Friday, August 15, 2008

The River of Grief

(It is now July 2013 and I realized that there were some posts on this blog that remained "Drafts" unintentionally. I never really finished this one which is why it remained a draft I guess but I thought I would post it anyway, unfinished)...

I have not writen much about our objective this summer. Late May we had a counceling session and it was good for us to talk about how things had been going since Noah died. The more we talked and listened to each other the more we realized that something needed to change. Since late October when we were told our baby boy was unlikely to survive we have been swimming (sometimes drowning) in a River of Grief. I sometimes count the months from March 6th but the truth is our hearts have been bleeding for much longer then that. I use the analogy of a river because I can not think of an image that better describes the emotional experience of the past 10 months. Water is both life giving and life encompacing.
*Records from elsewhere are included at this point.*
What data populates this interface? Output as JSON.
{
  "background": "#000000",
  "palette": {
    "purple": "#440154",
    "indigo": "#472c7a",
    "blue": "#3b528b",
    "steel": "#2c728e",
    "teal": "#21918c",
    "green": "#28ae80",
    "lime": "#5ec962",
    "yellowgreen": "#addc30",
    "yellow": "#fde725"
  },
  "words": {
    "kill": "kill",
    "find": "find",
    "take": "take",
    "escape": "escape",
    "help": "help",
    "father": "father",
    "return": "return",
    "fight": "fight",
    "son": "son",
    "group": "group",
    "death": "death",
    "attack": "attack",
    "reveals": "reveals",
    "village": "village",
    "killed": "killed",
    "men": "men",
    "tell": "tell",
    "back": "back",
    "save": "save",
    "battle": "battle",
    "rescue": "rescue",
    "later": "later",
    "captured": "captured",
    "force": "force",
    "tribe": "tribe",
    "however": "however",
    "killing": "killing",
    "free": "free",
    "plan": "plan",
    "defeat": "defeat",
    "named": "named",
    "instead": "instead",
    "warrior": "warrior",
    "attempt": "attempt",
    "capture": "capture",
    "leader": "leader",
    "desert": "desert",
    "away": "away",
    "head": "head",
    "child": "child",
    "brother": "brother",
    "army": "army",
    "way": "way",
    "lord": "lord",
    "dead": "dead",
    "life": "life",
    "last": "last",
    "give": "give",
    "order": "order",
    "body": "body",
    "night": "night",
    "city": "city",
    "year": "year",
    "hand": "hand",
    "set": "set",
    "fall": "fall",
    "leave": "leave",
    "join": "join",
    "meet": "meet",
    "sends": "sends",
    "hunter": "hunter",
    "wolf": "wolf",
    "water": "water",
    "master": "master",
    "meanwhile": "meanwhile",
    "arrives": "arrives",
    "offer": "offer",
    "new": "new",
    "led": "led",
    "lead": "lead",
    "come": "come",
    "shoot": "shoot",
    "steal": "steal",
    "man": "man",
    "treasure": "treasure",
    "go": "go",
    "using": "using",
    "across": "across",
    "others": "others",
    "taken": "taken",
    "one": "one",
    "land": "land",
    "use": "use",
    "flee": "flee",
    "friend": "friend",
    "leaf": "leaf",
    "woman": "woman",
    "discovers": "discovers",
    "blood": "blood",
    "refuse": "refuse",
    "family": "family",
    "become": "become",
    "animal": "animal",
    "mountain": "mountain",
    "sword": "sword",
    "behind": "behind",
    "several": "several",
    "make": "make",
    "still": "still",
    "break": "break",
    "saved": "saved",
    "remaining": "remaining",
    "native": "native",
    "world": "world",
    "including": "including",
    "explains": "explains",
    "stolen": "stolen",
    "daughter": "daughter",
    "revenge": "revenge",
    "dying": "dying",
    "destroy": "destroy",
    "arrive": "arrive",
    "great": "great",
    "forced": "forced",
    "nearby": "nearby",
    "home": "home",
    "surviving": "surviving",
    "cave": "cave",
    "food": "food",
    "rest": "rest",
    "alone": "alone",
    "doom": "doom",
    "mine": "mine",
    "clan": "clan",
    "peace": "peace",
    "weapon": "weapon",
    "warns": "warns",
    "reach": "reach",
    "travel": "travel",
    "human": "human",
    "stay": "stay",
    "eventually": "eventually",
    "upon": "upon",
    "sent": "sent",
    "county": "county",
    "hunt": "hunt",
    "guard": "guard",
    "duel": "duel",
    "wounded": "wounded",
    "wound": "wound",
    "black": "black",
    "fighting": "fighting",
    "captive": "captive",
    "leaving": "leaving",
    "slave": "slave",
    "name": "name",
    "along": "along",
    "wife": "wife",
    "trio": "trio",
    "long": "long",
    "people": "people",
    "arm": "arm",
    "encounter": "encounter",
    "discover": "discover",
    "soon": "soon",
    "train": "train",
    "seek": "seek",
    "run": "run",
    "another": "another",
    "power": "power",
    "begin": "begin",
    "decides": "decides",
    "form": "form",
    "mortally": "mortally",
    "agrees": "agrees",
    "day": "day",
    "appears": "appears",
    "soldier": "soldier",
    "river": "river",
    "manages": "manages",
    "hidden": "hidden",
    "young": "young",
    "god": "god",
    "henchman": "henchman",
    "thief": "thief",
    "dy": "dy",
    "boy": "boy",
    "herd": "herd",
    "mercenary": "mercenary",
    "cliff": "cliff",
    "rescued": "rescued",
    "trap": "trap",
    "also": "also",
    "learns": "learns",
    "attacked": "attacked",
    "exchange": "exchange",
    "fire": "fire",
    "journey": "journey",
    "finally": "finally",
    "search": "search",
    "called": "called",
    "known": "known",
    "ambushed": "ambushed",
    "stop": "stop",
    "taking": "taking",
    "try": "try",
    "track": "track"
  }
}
When we went for our ultrasound we were confident and calm... at that point we were walking along side the river enjoying its beauty. Before we could take a deep breath we had been thrown into the friged water and the next three days felt like drowning. Keeping our heads above water was all we could manage as we tried desperately to grab hold of something, anything. Jonathan was tosed one way and I another... we were completely separated by the crashing waves and turning currents. Then the water got a bit shallower and we were reunited. Noah's diagnosis was confirmed and numbly we moved into survival mode, preparing for the unknown waters up ahead.

Since we have taken some time away we have been able to grieve to the point where we can smile and laugh as we talk about and remember Noah. We can look at his pictures and watch video's of him and feel happy inside instead of only heartach.


Jonathan went back to work earlier this month and when I counted the days we had "off" it was exactly 50 days.